You can find the full, open-access article published in Proceedings of the National Academy of Sciences of the United States of America

Available here: https://www.pnas.org/content/119/8/e2113947119

Brief overview of results:

  • 61 pharmaceuticals and lifestyle compounds (e.g., caffeine, nicotine) were monitored, and carbamazepine, metformin, and caffeine were most frequently detected (>50% of sites). Highest concentrations were broadly observed for paracetamol, caffeine, metformin (antidiabetic), fexofenadine (antihistamine), sulfamethoxazole (antimicrobial), metronidazole (antimicrobial), and gabapentin (antiepileptic).
  • The most polluted sampling site was in the Rio Seke (La Paz, Bolivia), with a total pharmaceutical concentration of 297 µg/L. This was attributed to untreated sewage discharge and disposal of rubbish along the bank of the river. Pharmaceutical manufacturing was also attributed to high concentrations in other sites.
  • Highest total pharmaceutical concentrations were observed in sub-Saharan Africa, south Asia, and South America, and many of the most contaminated samples originated from low-to-middle-income countries. These locations were characterised by poor waste management, limited wastewater infrastructure, raw sewage discharge, and pharmaceutical manufacturing. Until this study, many of these countries had limited or no historic monitoring of pharmaceuticals in the aquatic environment (36 of the countries previously had no data).
  • At >25% of the sampling sites, compound concentrations were greater than predicted no-effect concentrations (PNEC), or exceeding minimum inhibitory levels which may drive selection for antimicrobial resistance. The antimicrobial sulfamethoxazole was frequently observed at levels above the eco-toxicological end-point, with a total of 140 of the sites exceeding the PNEC.
  • Statistical analysis based on socioeconomic variables found that pharmaceutical pollution was positively associated with population, median age, local unemployment, and poverty rates, and negatively associated with the death rate of a country. Population was found to be the most significant variable.
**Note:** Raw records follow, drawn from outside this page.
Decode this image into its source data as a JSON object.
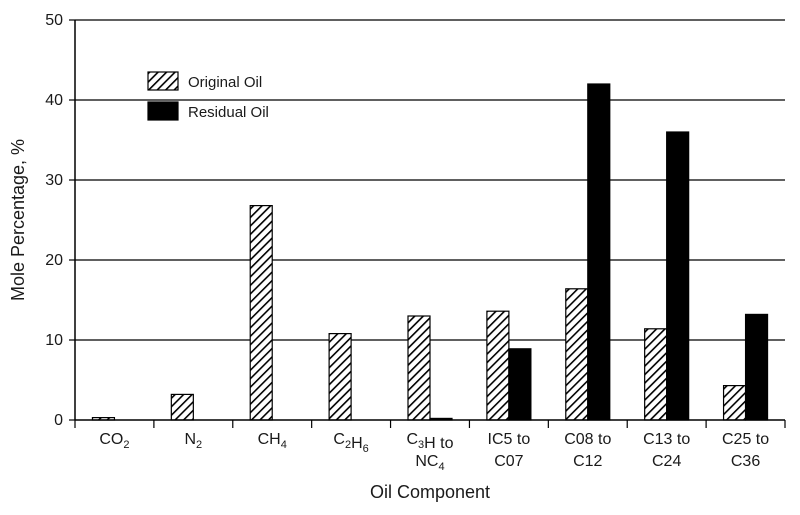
{
  "chart_data": {
    "type": "bar",
    "categories": [
      {
        "lines": [
          {
            "base": "CO",
            "sub": "2"
          }
        ]
      },
      {
        "lines": [
          {
            "base": "N",
            "sub": "2"
          }
        ]
      },
      {
        "lines": [
          {
            "base": "CH",
            "sub": "4"
          }
        ]
      },
      {
        "lines": [
          {
            "base": "C",
            "sub": "2"
          },
          {
            "base": "H",
            "sub": "6"
          }
        ]
      },
      {
        "lines": [
          {
            "base": "C",
            "sub": "3"
          },
          {
            "base": "H to",
            "sub": ""
          }
        ],
        "line2": [
          {
            "base": "NC",
            "sub": "4"
          }
        ]
      },
      {
        "lines": [
          {
            "base": "IC5 to",
            "sub": ""
          }
        ],
        "line2": [
          {
            "base": "C07",
            "sub": ""
          }
        ]
      },
      {
        "lines": [
          {
            "base": "C08 to",
            "sub": ""
          }
        ],
        "line2": [
          {
            "base": "C12",
            "sub": ""
          }
        ]
      },
      {
        "lines": [
          {
            "base": "C13 to",
            "sub": ""
          }
        ],
        "line2": [
          {
            "base": "C24",
            "sub": ""
          }
        ]
      },
      {
        "lines": [
          {
            "base": "C25 to",
            "sub": ""
          }
        ],
        "line2": [
          {
            "base": "C36",
            "sub": ""
          }
        ]
      }
    ],
    "series": [
      {
        "name": "Original Oil",
        "pattern": "hatch",
        "values": [
          0.3,
          3.2,
          26.8,
          10.8,
          13.0,
          13.6,
          16.4,
          11.4,
          4.3
        ]
      },
      {
        "name": "Residual Oil",
        "pattern": "solid",
        "values": [
          0,
          0,
          0,
          0,
          0.2,
          8.9,
          42.0,
          36.0,
          13.2
        ]
      }
    ],
    "xlabel": "Oil Component",
    "ylabel": "Mole Percentage, %",
    "ylim": [
      0,
      50
    ],
    "yticks": [
      0,
      10,
      20,
      30,
      40,
      50
    ],
    "grid": "horizontal",
    "legend": "top-left",
    "colors": {
      "bar": "#000000",
      "grid": "#000000",
      "background": "#ffffff"
    }
  }
}
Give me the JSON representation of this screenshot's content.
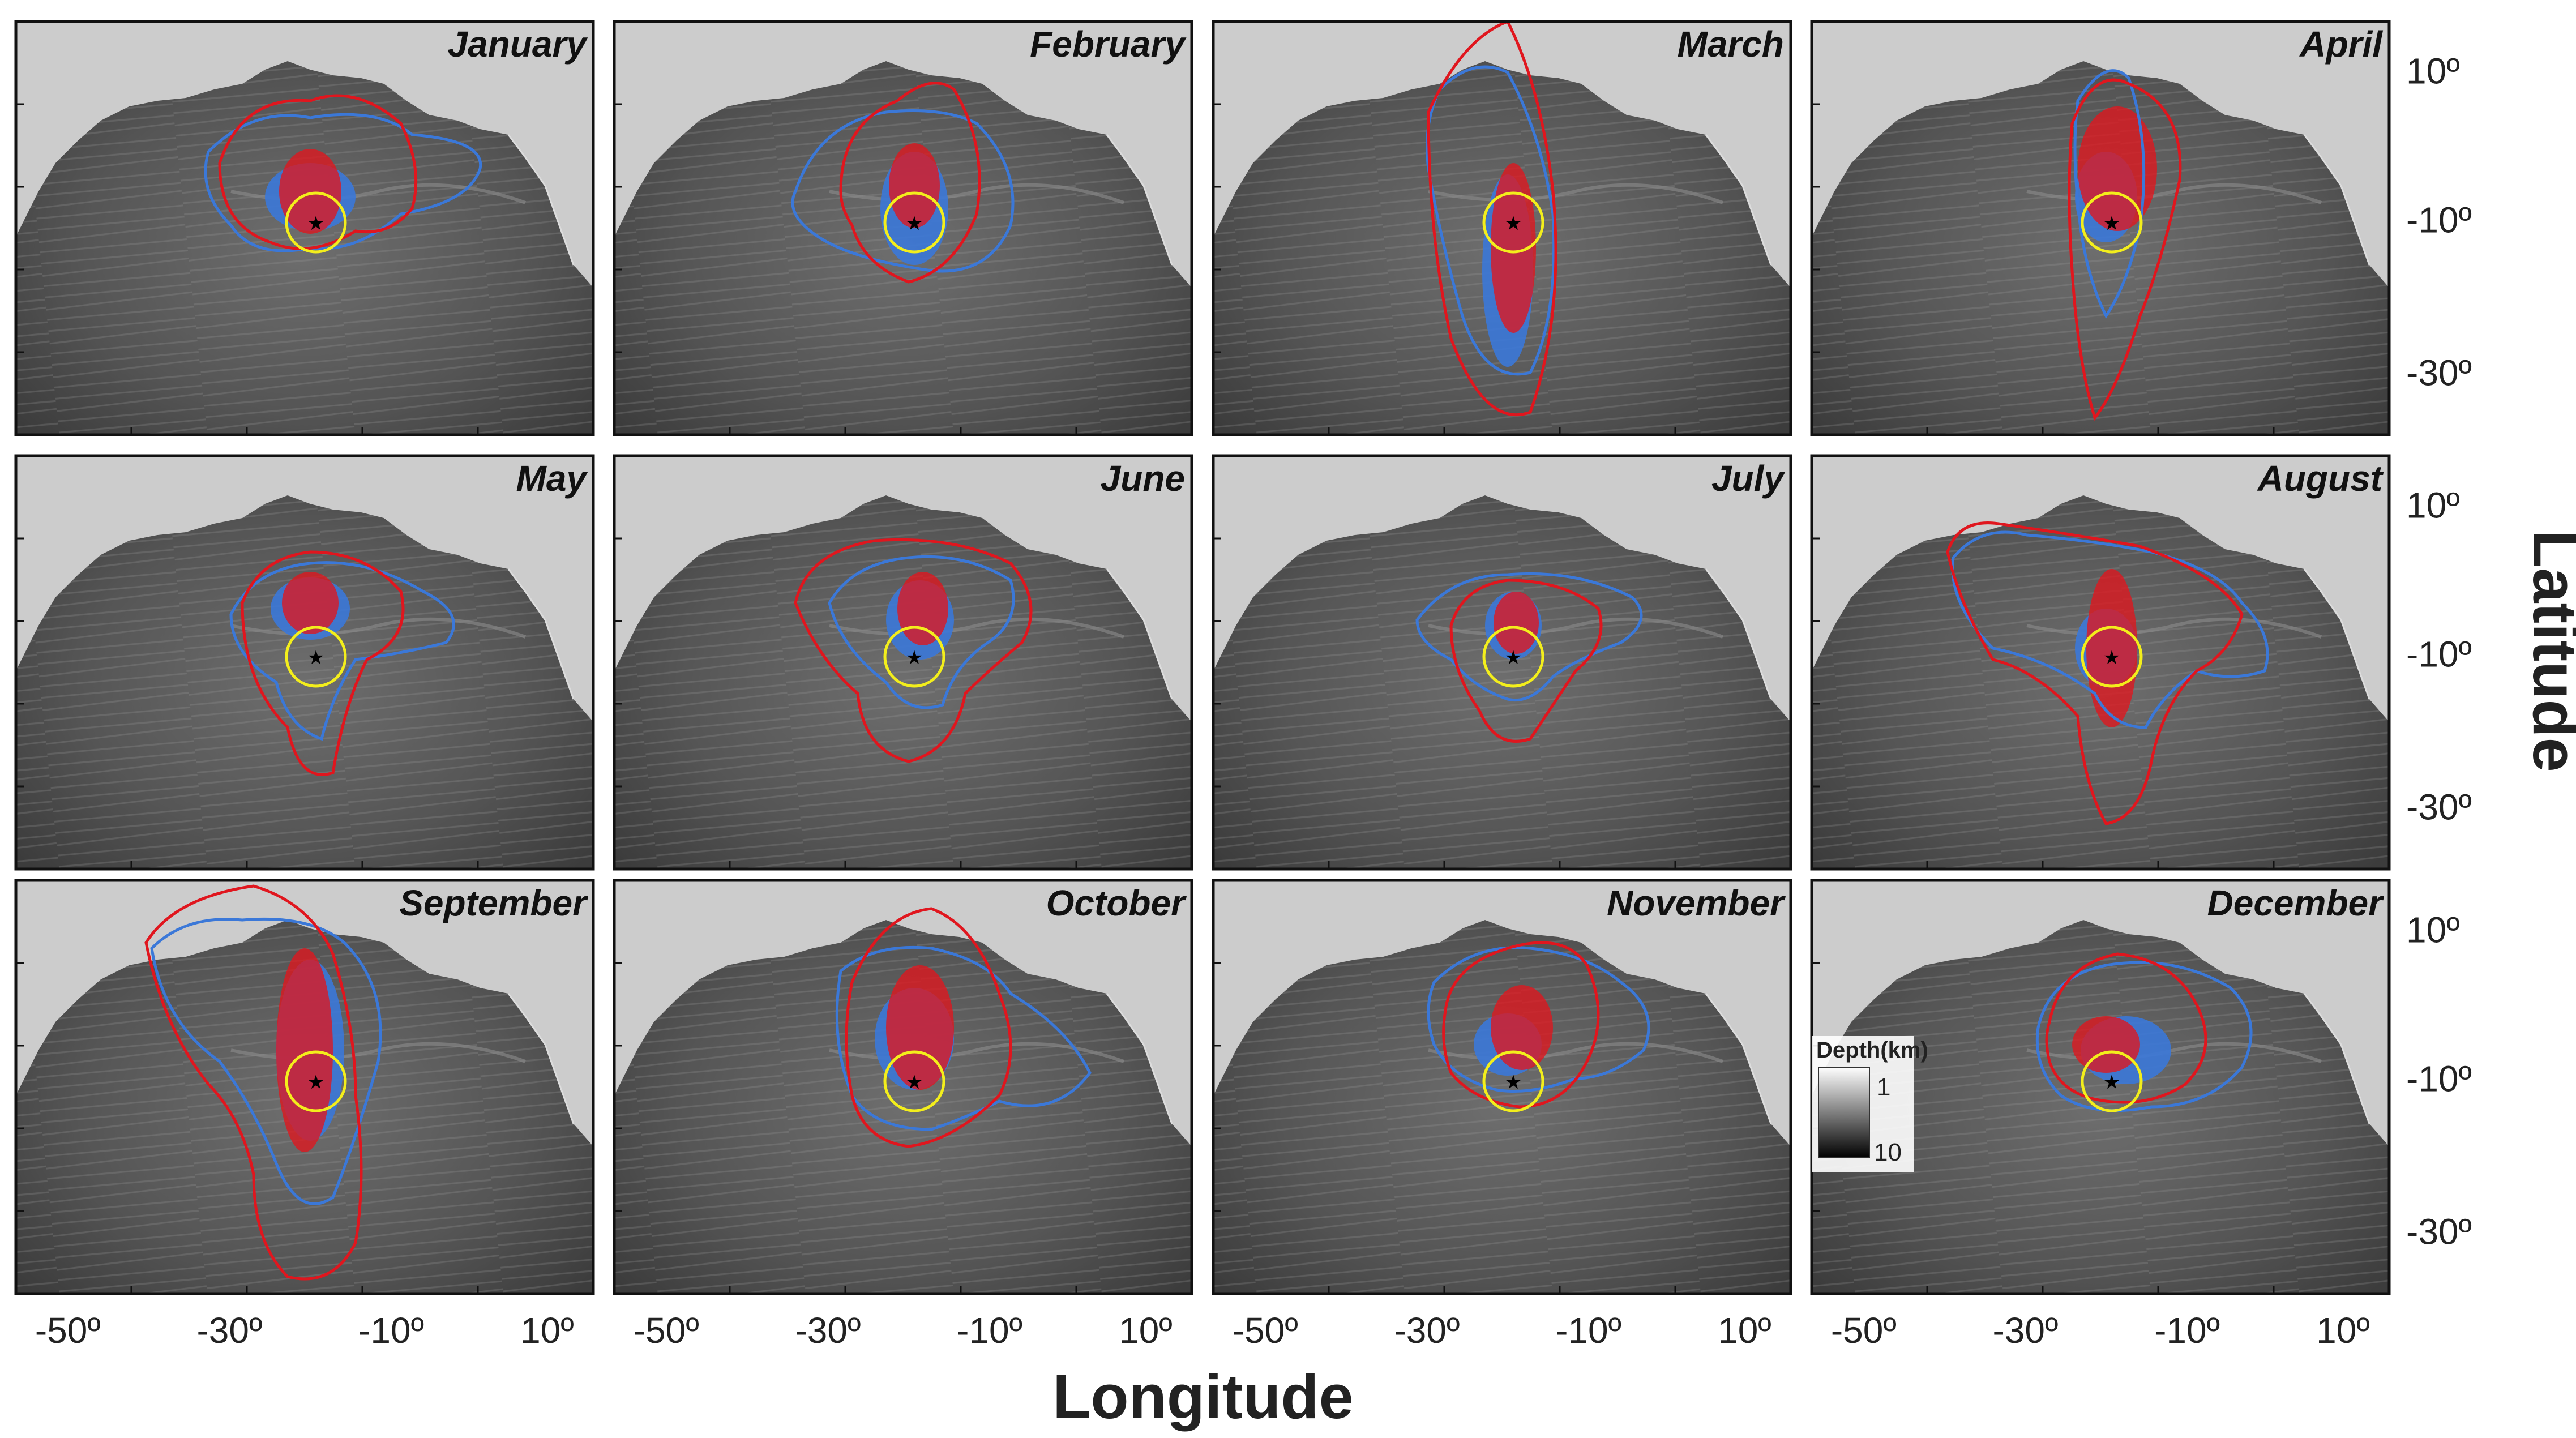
{
  "axes": {
    "x_title": "Longitude",
    "y_title": "Latitude",
    "x_ticks": [
      "-50º",
      "-30º",
      "-10º",
      "10º"
    ],
    "y_ticks": [
      "10º",
      "-10º",
      "-30º"
    ]
  },
  "legend": {
    "title": "Depth(km)",
    "min_label": "1",
    "max_label": "10"
  },
  "colors": {
    "blue": "#3b78d8",
    "red": "#e0161e",
    "yellow": "#f3ee1c",
    "ocean_dark": "#3a3a3a",
    "ocean_light": "#8a8a8a",
    "land": "#ffffff",
    "frame": "#111111"
  },
  "panels": [
    {
      "month": "January"
    },
    {
      "month": "February"
    },
    {
      "month": "March"
    },
    {
      "month": "April"
    },
    {
      "month": "May"
    },
    {
      "month": "June"
    },
    {
      "month": "July"
    },
    {
      "month": "August"
    },
    {
      "month": "September"
    },
    {
      "month": "October"
    },
    {
      "month": "November"
    },
    {
      "month": "December"
    }
  ]
}
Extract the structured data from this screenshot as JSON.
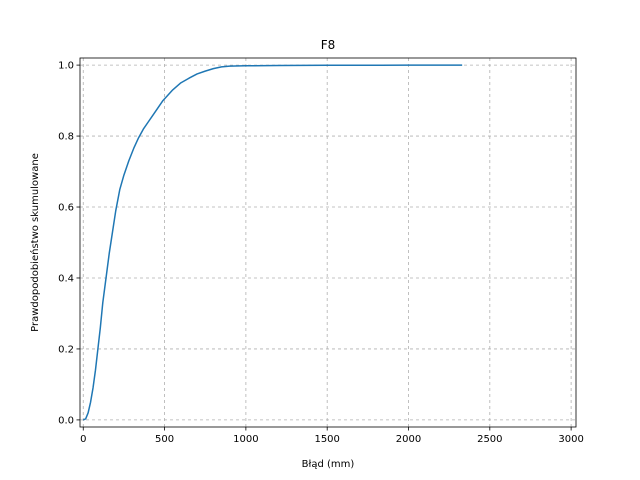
{
  "chart_data": {
    "type": "line",
    "title": "F8",
    "xlabel": "Błąd (mm)",
    "ylabel": "Prawdopodobieństwo skumulowane",
    "xlim": [
      -20,
      3030
    ],
    "ylim": [
      -0.02,
      1.02
    ],
    "grid": true,
    "x_ticks": [
      0,
      500,
      1000,
      1500,
      2000,
      2500,
      3000
    ],
    "y_ticks": [
      0.0,
      0.2,
      0.4,
      0.6,
      0.8,
      1.0
    ],
    "x_tick_labels": [
      "0",
      "500",
      "1000",
      "1500",
      "2000",
      "2500",
      "3000"
    ],
    "y_tick_labels": [
      "0.0",
      "0.2",
      "0.4",
      "0.6",
      "0.8",
      "1.0"
    ],
    "line_color": "#1f77b4",
    "series": [
      {
        "x": [
          0,
          15,
          30,
          45,
          60,
          75,
          90,
          105,
          120,
          140,
          160,
          180,
          200,
          225,
          250,
          280,
          310,
          340,
          370,
          400,
          430,
          460,
          490,
          520,
          550,
          600,
          650,
          700,
          750,
          800,
          850,
          900,
          1000,
          1200,
          1500,
          2000,
          2330
        ],
        "y": [
          0.0,
          0.003,
          0.02,
          0.05,
          0.09,
          0.14,
          0.2,
          0.26,
          0.33,
          0.4,
          0.47,
          0.53,
          0.59,
          0.65,
          0.69,
          0.73,
          0.765,
          0.795,
          0.82,
          0.84,
          0.86,
          0.88,
          0.9,
          0.915,
          0.93,
          0.95,
          0.963,
          0.975,
          0.983,
          0.99,
          0.995,
          0.997,
          0.998,
          0.999,
          0.9995,
          0.9998,
          1.0
        ]
      }
    ]
  }
}
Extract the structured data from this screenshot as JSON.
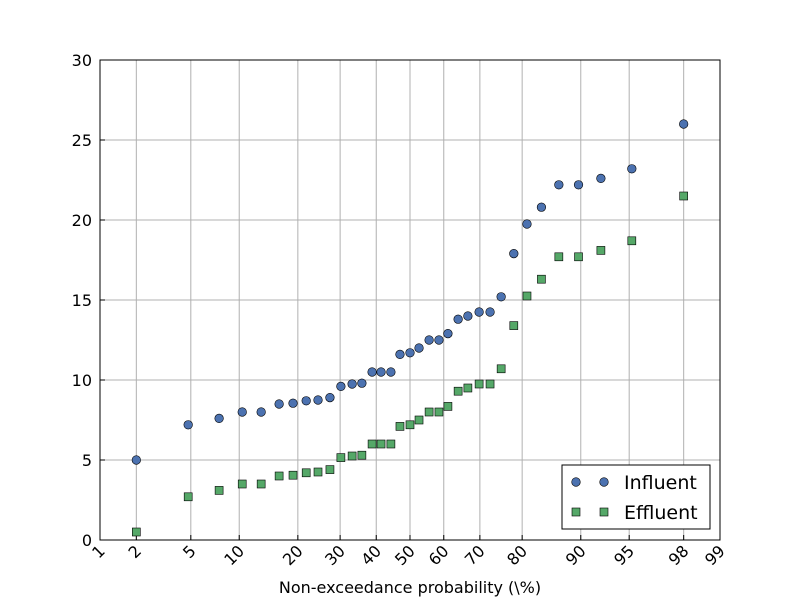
{
  "chart_data": {
    "type": "scatter",
    "xscale": "probit",
    "grid": true,
    "legend": "lower right",
    "xlabel": "Non-exceedance probability (\\%)",
    "x": [
      2,
      4.8,
      7.6,
      10.4,
      13.2,
      16.3,
      19.0,
      21.8,
      24.5,
      27.4,
      30.2,
      33.2,
      35.9,
      38.8,
      41.4,
      44.3,
      47.0,
      50,
      52.7,
      55.7,
      58.6,
      61.2,
      64.1,
      66.8,
      69.8,
      72.6,
      75.3,
      78.2,
      81.0,
      83.8,
      86.8,
      89.7,
      92.4,
      95.2,
      98
    ],
    "series": [
      {
        "name": "Influent",
        "color": "#4c72b0",
        "marker": "circle",
        "values": [
          5.0,
          7.2,
          7.6,
          8.0,
          8.0,
          8.5,
          8.55,
          8.7,
          8.75,
          8.9,
          9.6,
          9.75,
          9.8,
          10.5,
          10.5,
          10.5,
          11.6,
          11.7,
          12.0,
          12.5,
          12.5,
          12.9,
          13.8,
          14.0,
          14.25,
          14.25,
          15.2,
          17.9,
          19.75,
          20.8,
          22.2,
          22.2,
          22.6,
          23.2,
          26.0
        ]
      },
      {
        "name": "Effluent",
        "color": "#55a868",
        "marker": "square",
        "values": [
          0.5,
          2.7,
          3.1,
          3.5,
          3.5,
          4.0,
          4.05,
          4.2,
          4.25,
          4.4,
          5.15,
          5.25,
          5.3,
          6.0,
          6.0,
          6.0,
          7.1,
          7.2,
          7.5,
          8.0,
          8.0,
          8.35,
          9.3,
          9.5,
          9.75,
          9.75,
          10.7,
          13.4,
          15.25,
          16.3,
          17.7,
          17.7,
          18.1,
          18.7,
          21.5
        ]
      }
    ],
    "xlim": [
      1,
      99
    ],
    "xticks": [
      1,
      2,
      5,
      10,
      20,
      30,
      40,
      50,
      60,
      70,
      80,
      90,
      95,
      98,
      99
    ],
    "ylim": [
      0,
      30
    ],
    "yticks": [
      0,
      5,
      10,
      15,
      20,
      25,
      30
    ]
  }
}
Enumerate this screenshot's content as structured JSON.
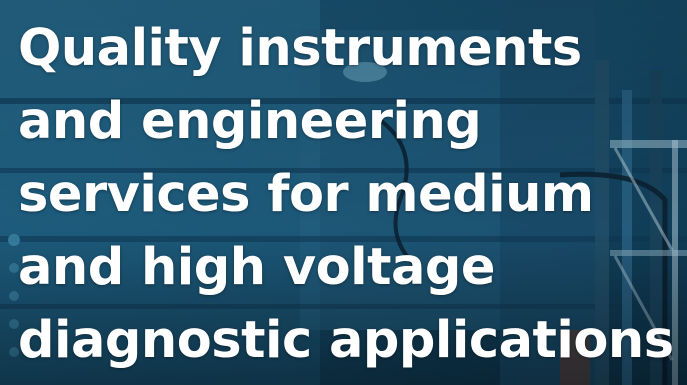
{
  "hero": {
    "image": "high-voltage-equipment-photo",
    "overlay_color": "#0f3f5c",
    "text_color": "#ffffff",
    "headline_lines": [
      "Quality instruments",
      "and engineering",
      "services for medium",
      "and high voltage",
      "diagnostic applications"
    ]
  }
}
Although an assessment of environmental risk was performed, there remain critical knowledge gaps on the effect of pharmaceuticals in mixture – as exist in rivers around the world. Nonetheless, it was determined that the global presence of pharmaceuticals in surface water poses a threat to environmental and human health, and a risk to successful delivery of the United Nations Sustainable Development Goals.

It is research such as this which continues to drive the One Health Breakthrough Partnership’s mission to deliver a “non-toxic” environment, and reduce pharmaceutical pollution in the environment.